Polen hat in den letzten Jahren für die Schweiz wirtschaftlich, aber auch politisch deutlich an Gewicht gewonnen. Die bilateralen Beziehungen sind gut, und die gegenseitigen Kontakte haben sich in den vergangenen Jahren deutlich intensiviert. Im Herbst 2012 wurde Präsident Komorowski in der Schweiz zu einem Staatsbesuch empfangen. Polen ist ein wichtiger Handelspartner der Schweiz. Mit einem aggregierten Handelsvolumen von 3,4 Milliarden Franken (2012) kommt Polen als Handelspartner ein ähnlicher Stellenwert zu wie z.B. Russland, Brasilien oder der Türkei. Gemäss der Schweizerischen Nationalbank betrug der Kapitalbestand schweizerischer Direktinvestitionen in Polen per Ende 2011 5,3 Milliarden Franken. Eng ist die Zusammenarbeit zudem im Rahmen der gemeinsamen Stimmrechtsgruppe der Bretton-Woods-Institutionen (Internationaler Währungsfonds, Weltbank).

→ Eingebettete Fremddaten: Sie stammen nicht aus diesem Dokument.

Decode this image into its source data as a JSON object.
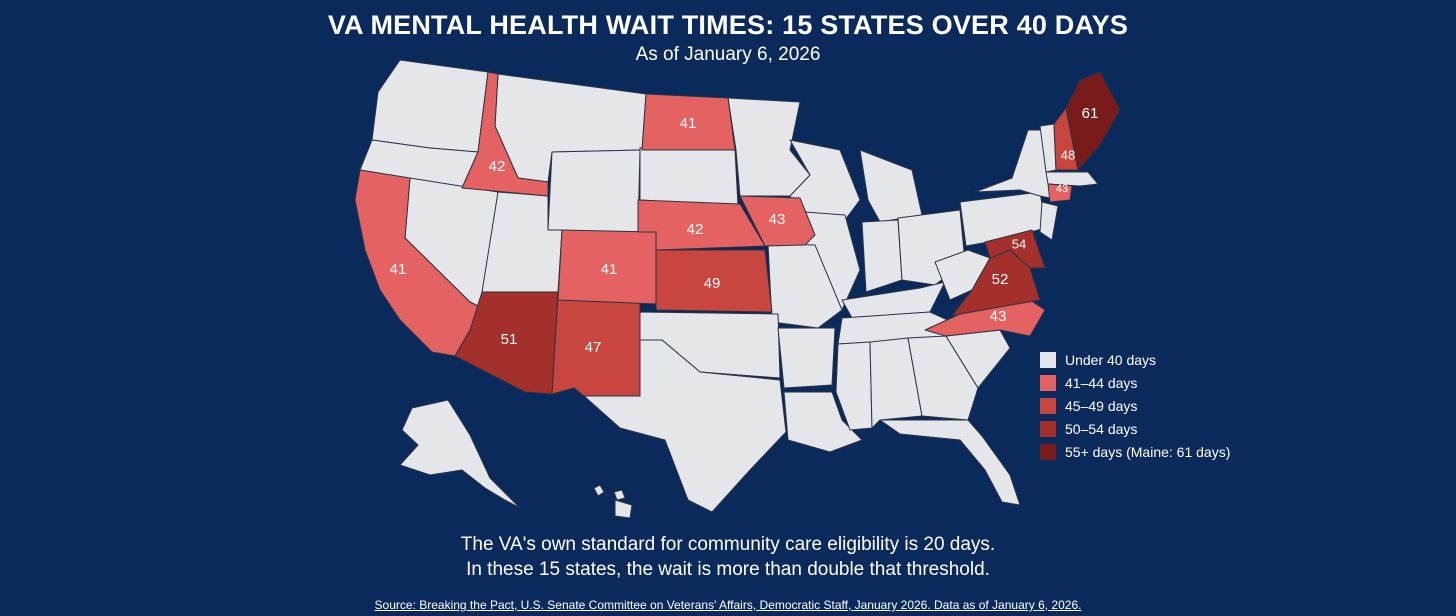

Obwohl die Schweiz und Polen keine Nachbarländer sind, bestehen starke historische Verbindungen zwischen den beiden Ländern. Der polnische Nationalheld Tadeusz Kościuszko verbrachte seine letzten Lebensjahre in der Schweiz und starb 1817 in Solothurn. Das im Jahre 1868 gegründete Polen-Museum in Rapperswil ist ein Symbol erster Güte des polnischen Kampfs für Freiheit und Unabhängigkeit und der schweizerisch-polnischen Freundschaft. Zwei Präsidenten der Zweiten Polnischen Republik, Gabriel Narutowicz und Ignacy Mościcki, waren auch Schweizer Bürger und hatten lange in der Schweiz gelebt und gewirkt. Auch Ignacy Jan Paderewski war bekanntlich eng mit der Schweiz verbunden, ebenso der Literaturnobelpreisträger Henryk Sienkiewicz. Mehr als 13‘000 polnische Soldaten wurden während des 2. Weltkriegs in der Schweiz interniert. Viele von ihnen konnten in der Schweiz einen Lehr- oder Studienabschluss machen.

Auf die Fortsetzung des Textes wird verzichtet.